Méconnaissance systématique

Le problème de la méconnaissance systématique, c’est un problème très intéressant. Si par exemple vous montrez à un malade une rose. Vous dites au malade, « regardez, c’est une rose ». Et le malade vous dit « non ce n’est pas une rose. Ça a la couleur de la rose, ça peut sentir comme la rose, mais ce n’est pas une rose ». Quand c’est une rose, ce n’est pas très grave, ça doit vous alerter. La méconnaissance systématique, on la retrouve dans la schizophrénie, on la retrouve dans les démences. Mais dans les démences on retrouve toujours l’origine de la méconnaissance systématique. Par ex. c’est une dame qui est encore relativement bien insérée, qui vient pour ça d’ailleurs, envoyée par le notaire dans ce cas là. Ils étaient en communauté de biens, et au moment de faire les papiers et d’envisager un testament, la malade dit à son notaire, « ce monsieur là n’est pas mon mari ». Ce n’est pas très fréquent, mais ce n’est pas une fois.

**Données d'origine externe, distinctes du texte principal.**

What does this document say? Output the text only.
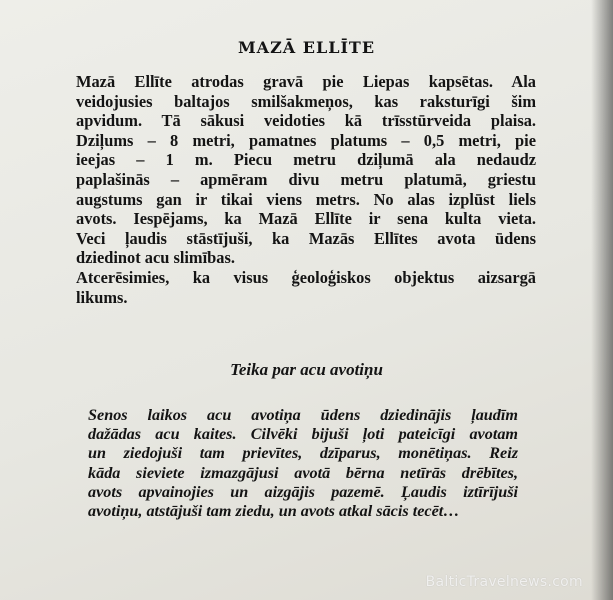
MAZĀ ELLĪTE

Mazā Ellīte atrodas gravā pie Liepas kapsētas. Ala
veidojusies baltajos smilšakmeņos, kas raksturīgi šim
apvidum. Tā sākusi veidoties kā trīsstūrveida plaisa.
Dziļums – 8 metri, pamatnes platums – 0,5 metri, pie
ieejas – 1 m. Piecu metru dziļumā ala nedaudz
paplašinās – apmēram divu metru platumā, griestu
augstums gan ir tikai viens metrs. No alas izplūst liels
avots. Iespējams, ka Mazā Ellīte ir sena kulta vieta.
Veci ļaudis stāstījuši, ka Mazās Ellītes avota ūdens
dziedinot acu slimības.
Atcerēsimies, ka visus ģeoloģiskos objektus aizsargā
likums.

Teika par acu avotiņu

Senos laikos acu avotiņa ūdens dziedinājis ļaudīm
dažādas acu kaites. Cilvēki bijuši ļoti pateicīgi avotam
un ziedojuši tam prievītes, dzīparus, monētiņas. Reiz
kāda sieviete izmazgājusi avotā bērna netīrās drēbītes,
avots apvainojies un aizgājis pazemē. Ļaudis iztīrījuši
avotiņu, atstājuši tam ziedu, un avots atkal sācis tecēt…

BalticTravelnews.com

Et donc on lui dit « mais il est habillé comme votre mari, vous portez la même alliance » « Non, il a les vêtements de mon mari, il a la voix de mon mari, mais ce n’est pas mon mari ». Quand on remonte un peu plus avant dans l’histoire d’avant, effectivement elle racontait que quand elle avait 17 ans elle avait été amoureuse d’un jeune officier de l’armée qu’elle aurait bien voulu épouser, que sa famille trouvait qu’il ne gagnait pas assez d’argent, qu’il n’avait pas de fortune personnelle. C’était très curieux parce que tout le restant, il n’y avait pas d’autres souvenirs. Mais elle se souvenait de ça, ça remontait et la méconnaissance systématique, elle est restée. Alors effectivement elle refusait de rentrer dans son lit. Je pense que là il y avait un côté de Cotard, le testament, elle préférait mourir avant, ça c’était sûr.

Donc effectivement le délire des négations pose la question de la secondarité des délires dans la mélancolie. Car pour Cotard, il peut paraître à minima dans l’hypocondrie mentale.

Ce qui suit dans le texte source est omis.